Although overall HIV prevalence in China remains relatively low, there are clusters of extremely high prevalence among certain groups and in particular geographic areas. HIV/AIDS in China was initially concentrated among commercial blood donors in several central provinces and injecting drug users in the southern and southwestern parts of the country. Today it has spread across China, and there is a high risk of continued transmission, in particular among SW, MSM, IDU and migrants. Case reports indicate that the epidemic has reached the exponential phase of growth and is spreading into the general population, with the proportion of sexually transmitted HIV infections, and of female HIV cases, both continue to grow.

In response, the Chinese central government has made a strong commitment to fighting HIV/AIDS. The “Four Frees and One Care” policy provides free treatment and care to rural and poor populations, and free VCT sites are being expanded nationally. A recently announced “Task Force for High-Risk Behavior Interventions” will draft new policies for strengthened prevention efforts among populations with high-risk behaviors. Domestic public sector funding for HIV/AIDS efforts has more than doubled in a year, from $47 million in 2003 to $98 million in 2004. Funding from Rounds 3 and 4 of the Global Fund has helped to speed up and scale up a number of government-led initiatives, including free ARV and OI treatment, harm reduction activities, and prevention efforts in the provinces most affected by HIV/AIDS.

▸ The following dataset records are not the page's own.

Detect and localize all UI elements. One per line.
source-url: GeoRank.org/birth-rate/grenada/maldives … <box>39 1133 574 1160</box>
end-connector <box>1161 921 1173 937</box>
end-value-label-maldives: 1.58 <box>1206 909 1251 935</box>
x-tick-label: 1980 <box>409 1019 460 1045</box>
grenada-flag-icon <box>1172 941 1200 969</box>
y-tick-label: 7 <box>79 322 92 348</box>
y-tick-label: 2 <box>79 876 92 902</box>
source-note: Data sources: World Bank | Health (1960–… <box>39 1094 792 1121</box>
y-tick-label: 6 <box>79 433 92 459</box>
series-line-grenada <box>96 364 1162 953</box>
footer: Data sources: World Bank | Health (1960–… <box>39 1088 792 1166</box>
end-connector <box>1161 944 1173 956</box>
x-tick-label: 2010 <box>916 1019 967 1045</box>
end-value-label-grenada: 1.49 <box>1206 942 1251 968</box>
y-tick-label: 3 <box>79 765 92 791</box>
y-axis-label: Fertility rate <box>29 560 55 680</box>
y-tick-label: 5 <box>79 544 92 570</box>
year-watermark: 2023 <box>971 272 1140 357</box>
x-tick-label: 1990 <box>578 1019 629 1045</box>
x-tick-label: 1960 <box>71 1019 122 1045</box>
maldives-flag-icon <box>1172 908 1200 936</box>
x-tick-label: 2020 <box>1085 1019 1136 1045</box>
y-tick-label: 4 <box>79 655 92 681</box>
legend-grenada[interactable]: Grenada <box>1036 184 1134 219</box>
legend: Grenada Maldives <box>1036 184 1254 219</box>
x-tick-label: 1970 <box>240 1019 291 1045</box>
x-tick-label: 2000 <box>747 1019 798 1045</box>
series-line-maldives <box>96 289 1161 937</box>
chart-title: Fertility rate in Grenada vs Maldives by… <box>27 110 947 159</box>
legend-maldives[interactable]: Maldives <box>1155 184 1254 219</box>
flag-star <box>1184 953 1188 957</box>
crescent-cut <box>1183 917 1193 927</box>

Despite these efforts, there remain large program and funding gaps. Overall HIV prevention efforts in China have had relatively limited coverage and low impact. The capacity of local governments and NGOs to plan and implement interventions is weak, and the lack of good behavioral and epidemiological data makes planning and implementing effective prevention activities difficult. As a result, prevention efforts are not well directed, coordinated, or sustained. Discrimination, stigma and a lack of effective government-civil society partnerships also hinder access to those most at risk, reducing the impact of the funding available for these interventions. Due to social stigma and lack of experience, there have been very few interventions aimed at the MSM community, despite a significant HIV infection rate and high risk behavior indicated by several surveys.

As an integrated component of the national strategy, this proposal addresses each of these gaps in 18 municipalities in seven provinces where there is a high risk that the spread of HIV will increase rapidly: Chongqing, Liaoning, Heilongjiang, Jilin, Inner Mongolia, Ningxia, and Gansu. Rapid expansion of proven prevention activities (such as stigma reduction campaigns, aggressive peer outreach, IEC/BCC, and promotion of condom/lubricant use), as well as introduction of new activities (such as outreach to MSM communities and linkages between STI and HIV services) will strengthen China’s overall HIV/AIDS strategy by moving to prevent new infections and reduce the risk of a new wave of HIV transmission in areas that have seen limited prevention interventions to date.